This was my first attempt at an all-grain beer. I used a 48 quart cooler converted into a mash tun. I decided since I was going to make a wheat beer that I was going to do a decoction mash. Well this was all great in theory. When we first got started I noticed that I forgot to bring my hot liquor tank with me. I initially wanted to do a step mash and then a decoction for the last step of the mash. In order to accomplish what I wanted to do I needed two pots. I need one for my step mash and the other to heat sparge water while I preform my single decoction. Well instead of doing things the easy way with a step mash I had to use my mash tun and preform a quadruple decoction mash.This was the mash schedule I used
- 4 vinyl guaiacol 15 min @ 113 (Infusion) 1.5 qt/lb at 119F heat up (this step produces the molecule the yeast use to produce a clove aroma)
- Protein 10 min @ 126 (Direct) 1/3 gallon ~ 1.2qt
- Sacch Rest 1 40 min @ 144 (Direct) .75 gallon ~ 3 qt added 4 qt of water
- Sacch Rest 2 40 min @ 161 (Decoction boiled for 20 minutes) ~1 gallon ~ 4qt decocted
- Sparge with 4.75 gallons of water heated to 170F
Wa = (T2 - T1)(.2G + Wm)/(Tw - T2)
Wa = The amount of boiling wort added (in quarts).
Wm = The total amount of water in the mash (in quarts).
T1 = The initial temperature (F) of the mash.
T2 = The target temperature (F) of the mash.
Tw = The actual temperature (F) of the infusion water.
G = The amount of grain in the mash (in pounds).
Each time I would measure my temperature and then plug it into the formula and drain off the amount of wort I needed. I would slowly heat the wort to a boil and then add the boiling wort to the mash when it was time for the next temperature step. Everything was working fine, my temperatures were a little lower than I as shooting for, but that is OK. I vorlaufed into my mash tun and then lautered into my kettle. Once the first runnings were finished I dumped my sparge water into the mash tun, stirred and then let it sit for about 10 minutes. Recirculated and lautered into my kettle until I had 6.5 gallons. The rest of my recipe is as follows
- Anticipated OG: 1.051
- Anticipated FG: 1.013
- Anticipated SRM: 20 (light brown to med brown)
- Calculated IBU: 18.8
- Estimated ABV: 5.1%
- Boil time: 115min
- Boil volume: 6.5 Gallons
- Batch: 5 gallons
- German Wheat Malt Dark – 5 lbs
- German Two-row Pils – 3 lbs
- Munich Malt 10L – 1 lbs
- Belgian Special B – 0.5 lbs
- Chocolate Malt – 2 oz
60min Spalt Select - 1 oz
The problems with this beer came from my very low mash efficiency. I think I ended at around 54% or something like that. My reasons for a low efficiency are probably from the fact that I lautered too fast and I didn’t stir the mash enough during the different rest to extract as much sugar as I could. For my next batch I’ll try these techniques and I will use a double sparge technique and hopefully it will increase my efficiency. My OG ended up being 1.031 and my FG was 1.006.
I made a starter 3 days before burew day using a half a cup of light DME and about a cup or water and pitched the yeast I harvested from my Hefeweizen. It fermented at abour 70 degrees in primary for two weeks and then was bottled using about a half of a cup of table sugar for priming.
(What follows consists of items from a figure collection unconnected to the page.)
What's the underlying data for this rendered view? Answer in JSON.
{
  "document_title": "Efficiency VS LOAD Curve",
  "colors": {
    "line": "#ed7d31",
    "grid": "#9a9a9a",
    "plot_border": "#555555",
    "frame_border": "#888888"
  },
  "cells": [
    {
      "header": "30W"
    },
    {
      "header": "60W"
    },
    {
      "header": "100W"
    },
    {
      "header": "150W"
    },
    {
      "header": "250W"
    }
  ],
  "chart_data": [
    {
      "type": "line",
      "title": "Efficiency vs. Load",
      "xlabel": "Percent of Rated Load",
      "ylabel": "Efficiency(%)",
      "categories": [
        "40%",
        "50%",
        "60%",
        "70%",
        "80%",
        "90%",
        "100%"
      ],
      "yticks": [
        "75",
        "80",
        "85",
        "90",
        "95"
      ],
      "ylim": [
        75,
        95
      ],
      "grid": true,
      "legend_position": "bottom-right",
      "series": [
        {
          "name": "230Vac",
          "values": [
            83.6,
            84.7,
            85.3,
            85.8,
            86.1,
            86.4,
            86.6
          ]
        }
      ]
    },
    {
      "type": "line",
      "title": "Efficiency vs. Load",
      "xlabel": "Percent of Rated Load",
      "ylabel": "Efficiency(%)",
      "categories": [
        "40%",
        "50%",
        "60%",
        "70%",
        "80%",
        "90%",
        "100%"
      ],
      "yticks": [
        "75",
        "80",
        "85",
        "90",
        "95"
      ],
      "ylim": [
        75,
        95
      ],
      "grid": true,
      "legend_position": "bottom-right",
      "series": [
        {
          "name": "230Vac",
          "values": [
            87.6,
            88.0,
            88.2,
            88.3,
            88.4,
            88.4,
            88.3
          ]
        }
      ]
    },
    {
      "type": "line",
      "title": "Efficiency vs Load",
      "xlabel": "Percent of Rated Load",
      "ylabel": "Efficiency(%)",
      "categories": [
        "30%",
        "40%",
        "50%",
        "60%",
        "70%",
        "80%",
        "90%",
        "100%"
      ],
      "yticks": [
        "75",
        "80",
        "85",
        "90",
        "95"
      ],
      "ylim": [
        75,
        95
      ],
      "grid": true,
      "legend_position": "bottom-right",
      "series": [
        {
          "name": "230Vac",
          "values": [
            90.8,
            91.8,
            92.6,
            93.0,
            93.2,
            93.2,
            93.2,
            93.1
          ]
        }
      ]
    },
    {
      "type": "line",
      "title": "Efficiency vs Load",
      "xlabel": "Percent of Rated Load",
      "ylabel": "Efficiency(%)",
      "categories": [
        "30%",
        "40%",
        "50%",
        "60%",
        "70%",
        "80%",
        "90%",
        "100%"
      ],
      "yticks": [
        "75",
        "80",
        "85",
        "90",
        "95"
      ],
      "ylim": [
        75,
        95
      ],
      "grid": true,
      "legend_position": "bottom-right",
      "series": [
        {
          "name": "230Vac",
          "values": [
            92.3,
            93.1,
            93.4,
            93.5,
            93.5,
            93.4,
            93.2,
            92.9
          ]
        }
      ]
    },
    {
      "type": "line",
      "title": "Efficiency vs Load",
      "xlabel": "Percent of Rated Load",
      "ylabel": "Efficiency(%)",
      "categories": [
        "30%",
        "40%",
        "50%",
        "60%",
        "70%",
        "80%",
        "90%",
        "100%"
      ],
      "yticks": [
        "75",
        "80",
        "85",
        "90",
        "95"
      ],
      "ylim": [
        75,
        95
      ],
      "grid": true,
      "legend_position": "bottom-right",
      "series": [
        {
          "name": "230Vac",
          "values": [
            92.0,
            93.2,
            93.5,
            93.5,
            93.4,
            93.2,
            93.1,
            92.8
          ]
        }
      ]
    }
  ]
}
I let it condition at 70 degrees for two weeks.
Appearance: Light brown with yellow hues when held up to the light and an off white head about two fingers worth. The head retention is not where I would have liked it and it fades to a ring around the glass.
Aroma: Banana, a small amount of clove, and roasted malt. Very nice and a lot better than what I was expecting especially since the yeast was almost 3 months old.
Taste: Banana and sweat roasted malt. Again better than I was hoping for with all things considered.
Mouthfeel: Effervescent like I wanted and not nearly as light as I figured it would be with such a low FG. It is pretty dry but that makes it really refreshing and easy to drink.
Overall: A lot better than I thought it it would turn out. It was not what I wanted but it is still good. I would like to brew this recipe again, maybe after I can nail down my all-grain technique.